It was an effort to get out of bed this morning. I kept tossing from side to side anticipating the impending duty of performance. It is His Lordship’s 70th birthday today. Accordingly I felt a degree of revelry were not inappropriate. I had been awake for what felt like hours already. I kept mulling over in my mind the commission I had to put my feet on the floorboards before nine o’clock (by which time I figured I’d be able fully to address the celebratory exigencies of the day). As it turned out, following my impenetrable dosing, it was closer to ten o’clock before I threw back the duvet and thus effectively declared myself among the living. Now, hours later, after having accomplished morning ablutions, enjoyed a BBQ sausage luncheon on the picnic table beside Almonte Butcher (with Ivy, Jericho and their dad), having reeled in my erstwhile physician from his personal medical remedy to join us momentarly at the trough, and finally having routinely gone to Stittsville to have the car washed (and afterwards while there to investigate the new Halo Car Wash including getting a free introductory car wash), I have as usual resorted to my mahogany desk in the ‘drawing room to seek the predictable stimulus of the upriver view beneath the stormy and ever-changing atmosphere.

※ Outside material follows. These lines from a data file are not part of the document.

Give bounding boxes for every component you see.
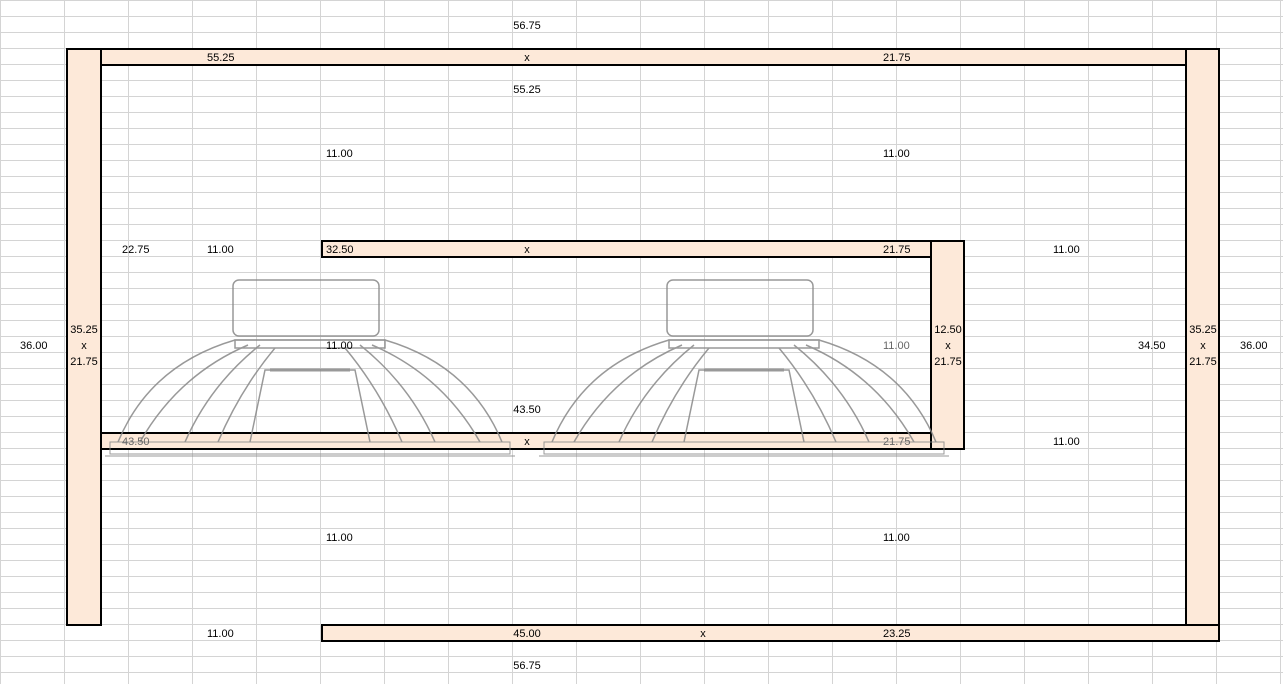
top-panel[interactable]: [100, 48, 1187, 66]
top-panel-depth: 21.75: [883, 52, 911, 64]
shelf-x: x: [524, 244, 530, 256]
baffle-depth: 21.75: [883, 436, 911, 448]
right-gap-upper: 11.00: [1053, 244, 1080, 256]
shelf-depth: 21.75: [883, 244, 911, 256]
top-panel-length: 55.25: [207, 52, 235, 64]
right-side-dims: 35.25 x 21.75: [1189, 322, 1217, 370]
gap-upper-left: 11.00: [326, 148, 353, 160]
center-gap-right: 11.00: [883, 340, 910, 352]
gap-upper-right: 11.00: [883, 148, 910, 160]
baffle-span: 43.50: [513, 404, 541, 416]
gap-lower-left: 11.00: [326, 532, 353, 544]
inner-width-top: 55.25: [513, 84, 541, 96]
shelf-length: 32.50: [326, 244, 354, 256]
baffle-length: 43.50: [122, 436, 150, 448]
left-side-dims: 35.25 x 21.75: [70, 322, 98, 370]
overall-width-top: 56.75: [513, 20, 541, 32]
bottom-panel[interactable]: [321, 624, 1220, 642]
baffle-x: x: [524, 436, 530, 448]
center-gap-left: 11.00: [326, 340, 353, 352]
divider-length: 12.50: [934, 324, 962, 336]
bottom-panel-length: 45.00: [513, 628, 541, 640]
left-side-depth: 21.75: [70, 356, 98, 368]
left-gap: 11.00: [207, 244, 234, 256]
right-side-length: 35.25: [1189, 324, 1217, 336]
top-panel-x: x: [524, 52, 530, 64]
left-side-length: 35.25: [70, 324, 98, 336]
overall-height-right: 36.00: [1240, 340, 1268, 352]
overall-width-bottom: 56.75: [513, 660, 541, 672]
subwoofer-left-image: [105, 279, 515, 457]
bottom-gap: 11.00: [207, 628, 234, 640]
right-side-x: x: [1200, 340, 1206, 352]
divider-depth: 21.75: [934, 356, 962, 368]
right-gap-lower: 11.00: [1053, 436, 1080, 448]
right-side-depth: 21.75: [1189, 356, 1217, 368]
left-clearance: 22.75: [122, 244, 150, 256]
gap-lower-right: 11.00: [883, 532, 910, 544]
divider-x: x: [945, 340, 951, 352]
inner-height-right: 34.50: [1138, 340, 1166, 352]
overall-height-left: 36.00: [20, 340, 48, 352]
bottom-panel-x: x: [700, 628, 706, 640]
bottom-panel-depth: 23.25: [883, 628, 911, 640]
divider-dims: 12.50 x 21.75: [934, 322, 962, 370]
magnet-right: [666, 279, 814, 337]
shelf-panel[interactable]: [321, 240, 932, 258]
left-side-x: x: [81, 340, 87, 352]
magnet-left: [232, 279, 380, 337]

The somewhat irregular topic of scrutiny today has been matters sartorial while-at-sea. Things like hats, silk scarves, long-sleeved shirts, trousers, blazer and casual shoes – mainly whatever would be appropriate for evening wear while preserving the appearance of “resort casual”. We’ve dismissed many of the particular items or tried on exacting clothes from our existing collection. The object is to cultivate a simple wardrobe of convenient clothes. This translates to a recipe of basic black, white and blue commodities. As in most matters, ostentation is to be avoided. Our primary retail interest may arise on Hilton Head Island when we visit Phillips Shoes (Ecco Soft 7 Lace for example).

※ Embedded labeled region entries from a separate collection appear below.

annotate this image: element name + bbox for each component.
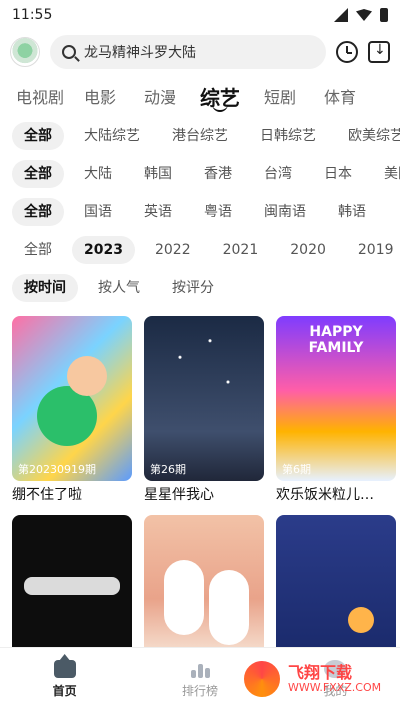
- watermark-text: 飞翔下载 WWW.FXXZ.COM: [288, 664, 381, 694]
- tab-movie[interactable]: 电影: [70, 84, 130, 108]
- sort-by-popularity[interactable]: 按人气: [86, 274, 152, 302]
- content-card[interactable]: [144, 515, 264, 655]
- filter-language-mandarin[interactable]: 国语: [72, 198, 124, 226]
- filter-mainland-variety[interactable]: 大陆综艺: [72, 122, 152, 150]
- content-card[interactable]: HAPPY FAMILY 第6期 欢乐饭米粒儿…: [276, 316, 396, 509]
- episode-label: 第6期: [282, 463, 311, 476]
- signal-icon: [334, 8, 348, 22]
- poster-image[interactable]: 第26期: [144, 316, 264, 481]
- tab-sports[interactable]: 体育: [310, 84, 370, 108]
- content-card[interactable]: 第20230919期 绷不住了啦: [12, 316, 132, 509]
- episode-label: 第20230919期: [18, 463, 96, 476]
- search-icon: [62, 45, 76, 59]
- filter-language-cantonese[interactable]: 粤语: [192, 198, 244, 226]
- content-card[interactable]: [12, 515, 132, 655]
- nav-home[interactable]: 首页: [53, 660, 77, 699]
- content-card[interactable]: 第26期 星星伴我心: [144, 316, 264, 509]
- content-card[interactable]: [276, 515, 396, 655]
- filter-year-2022[interactable]: 2022: [143, 236, 203, 264]
- filter-row-sort: 按时间 按人气 按评分: [12, 270, 400, 306]
- status-time: 11:55: [12, 7, 53, 23]
- tab-anime[interactable]: 动漫: [130, 84, 190, 108]
- filter-region-hk[interactable]: 香港: [192, 160, 244, 188]
- content-grid: 第20230919期 绷不住了啦 第26期 星星伴我心 HAPPY FAMILY…: [0, 308, 400, 655]
- filter-row-year: 全部 2023 2022 2021 2020 2019: [12, 232, 400, 268]
- filter-row-type: 全部 大陆综艺 港台综艺 日韩综艺 欧美综艺: [12, 118, 400, 154]
- filter-region-korea[interactable]: 韩国: [132, 160, 184, 188]
- watermark-logo: [242, 659, 282, 699]
- card-title: 绷不住了啦: [12, 487, 82, 503]
- wifi-icon: [356, 9, 372, 21]
- poster-decoration: [348, 607, 374, 633]
- filter-jp-kr-variety[interactable]: 日韩综艺: [248, 122, 328, 150]
- tab-tv[interactable]: 电视剧: [10, 84, 70, 108]
- filter-row-region: 全部 大陆 韩国 香港 台湾 日本 美国: [12, 156, 400, 192]
- filter-region-mainland[interactable]: 大陆: [72, 160, 124, 188]
- card-title: 星星伴我心: [144, 487, 214, 503]
- filter-year-2019[interactable]: 2019: [346, 236, 400, 264]
- filter-year-2023[interactable]: 2023: [72, 236, 135, 264]
- filter-language-korean[interactable]: 韩语: [326, 198, 378, 226]
- nav-home-label: 首页: [52, 684, 77, 698]
- poster-decoration: [164, 560, 204, 635]
- filter-region-all[interactable]: 全部: [12, 160, 64, 188]
- category-tabs: 电视剧 电影 动漫 综艺 短剧 体育: [0, 74, 400, 118]
- watermark-top: 飞翔下载: [288, 663, 353, 683]
- filter-language-english[interactable]: 英语: [132, 198, 184, 226]
- status-icons: [334, 8, 388, 22]
- rank-icon: [189, 660, 211, 678]
- search-query: 龙马精神斗罗大陆: [84, 45, 196, 61]
- filter-language-all[interactable]: 全部: [12, 198, 64, 226]
- episode-label: 第26期: [150, 463, 186, 476]
- poster-decoration: [144, 316, 264, 481]
- download-icon[interactable]: [368, 41, 390, 63]
- search-box[interactable]: 龙马精神斗罗大陆: [50, 35, 326, 69]
- tab-short-drama[interactable]: 短剧: [250, 84, 310, 108]
- filter-hk-tw-variety[interactable]: 港台综艺: [160, 122, 240, 150]
- poster-image[interactable]: [276, 515, 396, 655]
- filter-region-usa[interactable]: 美国: [372, 160, 400, 188]
- nav-rank[interactable]: 排行榜: [182, 660, 218, 699]
- poster-image[interactable]: 第20230919期: [12, 316, 132, 481]
- poster-decoration: [24, 577, 120, 595]
- filter-region-japan[interactable]: 日本: [312, 160, 364, 188]
- poster-image[interactable]: HAPPY FAMILY 第6期: [276, 316, 396, 481]
- poster-image[interactable]: [144, 515, 264, 655]
- watermark: 飞翔下载 WWW.FXXZ.COM: [242, 657, 392, 701]
- poster-image[interactable]: [12, 515, 132, 655]
- filter-year-2020[interactable]: 2020: [278, 236, 338, 264]
- sort-by-rating[interactable]: 按评分: [160, 274, 226, 302]
- filter-region-taiwan[interactable]: 台湾: [252, 160, 304, 188]
- poster-title: HAPPY FAMILY: [308, 324, 364, 356]
- filter-language-japanese[interactable]: 日: [386, 198, 400, 226]
- app-logo[interactable]: [10, 37, 40, 67]
- poster-decoration: [209, 570, 249, 645]
- sort-by-time[interactable]: 按时间: [12, 274, 78, 302]
- nav-rank-label: 排行榜: [181, 684, 218, 698]
- tab-variety[interactable]: 综艺: [190, 82, 250, 112]
- filter-language-minnan[interactable]: 闽南语: [252, 198, 318, 226]
- filters: 全部 大陆综艺 港台综艺 日韩综艺 欧美综艺 全部 大陆 韩国 香港 台湾 日本…: [0, 118, 400, 306]
- card-title: 欢乐饭米粒儿…: [276, 487, 374, 503]
- top-bar: 龙马精神斗罗大陆: [0, 30, 400, 74]
- watermark-bottom: WWW.FXXZ.COM: [288, 680, 382, 694]
- battery-icon: [380, 8, 388, 22]
- history-icon[interactable]: [336, 41, 358, 63]
- status-bar: 11:55: [0, 0, 400, 30]
- filter-row-language: 全部 国语 英语 粤语 闽南语 韩语 日: [12, 194, 400, 230]
- filter-year-2021[interactable]: 2021: [211, 236, 271, 264]
- home-icon: [53, 660, 76, 678]
- poster-decoration: [67, 356, 107, 396]
- filter-western-variety[interactable]: 欧美综艺: [336, 122, 400, 150]
- filter-all[interactable]: 全部: [12, 122, 64, 150]
- filter-year-all[interactable]: 全部: [12, 236, 64, 264]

The last time I was on a seagoing vessel was probably about five years ago when we boarded a catarman from Fort Myers, FLA to Key West, FLA. The prescription of Key West alone was sufficient to dampen the relevancy of any issue of tailoring. The real killer however was the uproarious sea. Had it not been for the Dramamine recommended by the hotel desk clerk, we too no doubt would have joined the majority of passengers devoted during the seagoing voyage to hanging over the side in mournful, nauseous purge. And if by chance you are about to suggest I have picked a poor example of seafaring, then I recall instead our invitation upon a 58′ yacht for a summertime outing on the St. Lawrence River whereupon we excused ourselves to the bow (primarily to escape the mounting engine noise at stern as we gathered speed) but where we bounced up and down with the waves while facing into the not insubstantial wind blast and competing noise. In either of these maritime enterprises, the issue of clothing is the least enthralling. If tradition is of any value, I fully expect that the composition of my clothes cupboard is secondary interest at best. As always the more penetrating analysis is, “Does it fit?”